Quantum entanglement produced in the formation of a black hole

TL;DR

This paper investigates how quantum entanglement naturally arises during black hole formation, especially in low-frequency modes and small black holes, with implications for quantum information and potential experimental detection.

Contribution

It demonstrates the generation of entanglement in dynamical gravitational collapse and highlights the greater sensitivity of fermions compared to bosons in this process.

Findings

Entanglement can reach maximal levels for low frequencies or small black holes.

Fermions are more sensitive to entanglement generation than bosons.

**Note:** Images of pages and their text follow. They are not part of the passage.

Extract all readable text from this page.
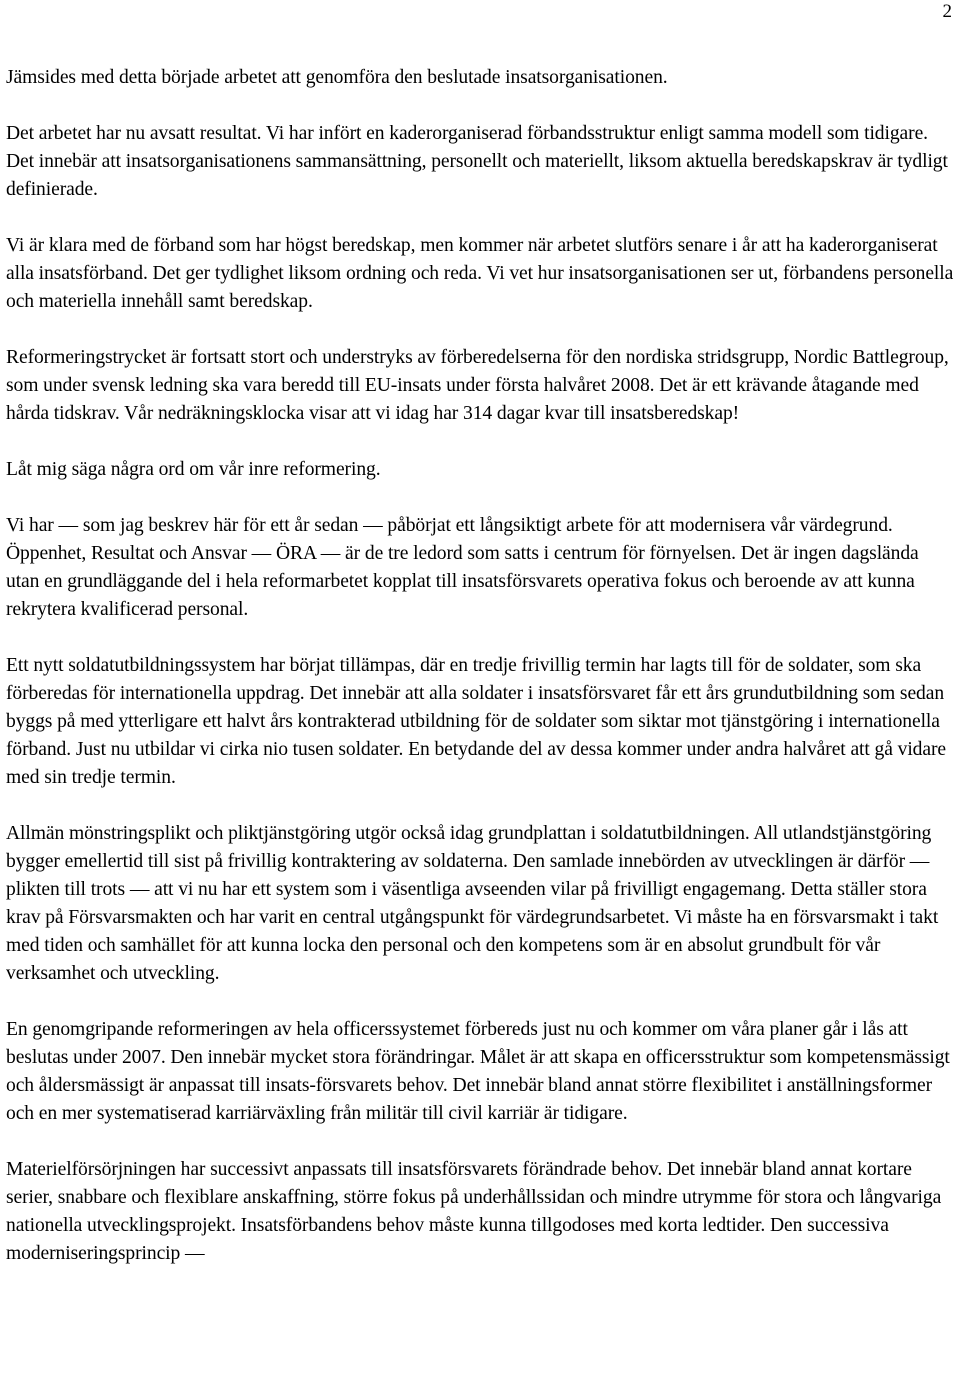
2

Jämsides med detta började arbetet att genomföra den beslutade insatsorganisationen.

Det arbetet har nu avsatt resultat. Vi har infört en kaderorganiserad förbandsstruktur enligt samma modell som tidigare. Det innebär att insatsorganisationens sammansättning, personellt och materiellt, liksom aktuella beredskapskrav är tydligt definierade.

Vi är klara med de förband som har högst beredskap, men kommer när arbetet slutförs senare i år att ha kaderorganiserat alla insatsförband. Det ger tydlighet liksom ordning och reda. Vi vet hur insatsorganisationen ser ut, förbandens personella och materiella innehåll samt beredskap.

Reformeringstrycket är fortsatt stort och understryks av förberedelserna för den nordiska stridsgrupp, Nordic Battlegroup, som under svensk ledning ska vara beredd till EU-insats under första halvåret 2008. Det är ett krävande åtagande med hårda tidskrav. Vår nedräkningsklocka visar att vi idag har 314 dagar kvar till insatsberedskap!

Låt mig säga några ord om vår inre reformering.

Vi har — som jag beskrev här för ett år sedan — påbörjat ett långsiktigt arbete för att modernisera vår värdegrund. Öppenhet, Resultat och Ansvar — ÖRA — är de tre ledord som satts i centrum för förnyelsen. Det är ingen dagslända utan en grundläggande del i hela reformarbetet kopplat till insatsförsvarets operativa fokus och beroende av att kunna rekrytera kvalificerad personal.

Ett nytt soldatutbildningssystem har börjat tillämpas, där en tredje frivillig termin har lagts till för de soldater, som ska förberedas för internationella uppdrag. Det innebär att alla soldater i insatsförsvaret får ett års grundutbildning som sedan byggs på med ytterligare ett halvt års kontrakterad utbildning för de soldater som siktar mot tjänstgöring i internationella förband. Just nu utbildar vi cirka nio tusen soldater. En betydande del av dessa kommer under andra halvåret att gå vidare med sin tredje termin.

Allmän mönstringsplikt och pliktjänstgöring utgör också idag grundplattan i soldatutbildningen. All utlandstjänstgöring bygger emellertid till sist på frivillig kontraktering av soldaterna. Den samlade innebörden av utvecklingen är därför — plikten till trots — att vi nu har ett system som i väsentliga avseenden vilar på frivilligt engagemang. Detta ställer stora krav på Försvarsmakten och har varit en central utgångspunkt för värdegrundsarbetet. Vi måste ha en försvarsmakt i takt med tiden och samhället för att kunna locka den personal och den kompetens som är en absolut grundbult för vår verksamhet och utveckling.

En genomgripande reformeringen av hela officerssystemet förbereds just nu och kommer om våra planer går i lås att beslutas under 2007. Den innebär mycket stora förändringar. Målet är att skapa en officersstruktur som kompetensmässigt och åldersmässigt är anpassat till insats-försvarets behov. Det innebär bland annat större flexibilitet i anställningsformer och en mer systematiserad karriärväxling från militär till civil karriär är tidigare.

Materielförsörjningen har successivt anpassats till insatsförsvarets förändrade behov. Det innebär bland annat kortare serier, snabbare och flexiblare anskaffning, större fokus på underhållssidan och mindre utrymme för stora och långvariga nationella utvecklingsprojekt. Insatsförbandens behov måste kunna tillgodoses med korta ledtider. Den successiva moderniseringsprincip —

Entanglement links Hawking radiation modes with those falling into the black hole.

Abstract

A field in the vacuum state, which is in principle separable, can evolve to an entangled state in a dynamical gravitational collapse. We will study, quantify, and discuss the origin of this entanglement, showing that it could even reach the maximal entanglement limit for low frequencies or very small black holes, with consequences in micro-black hole formation and the final stages of evaporating black holes. This entanglement provides quantum information resources between the modes in the asymptotic future (thermal Hawking radiation) and those which fall to the event horizon. We will also show that fermions are more sensitive than bosons to this quantum entanglement generation. This fact could be helpful in finding experimental evidence of the genuine quantum Hawking effect in analog models.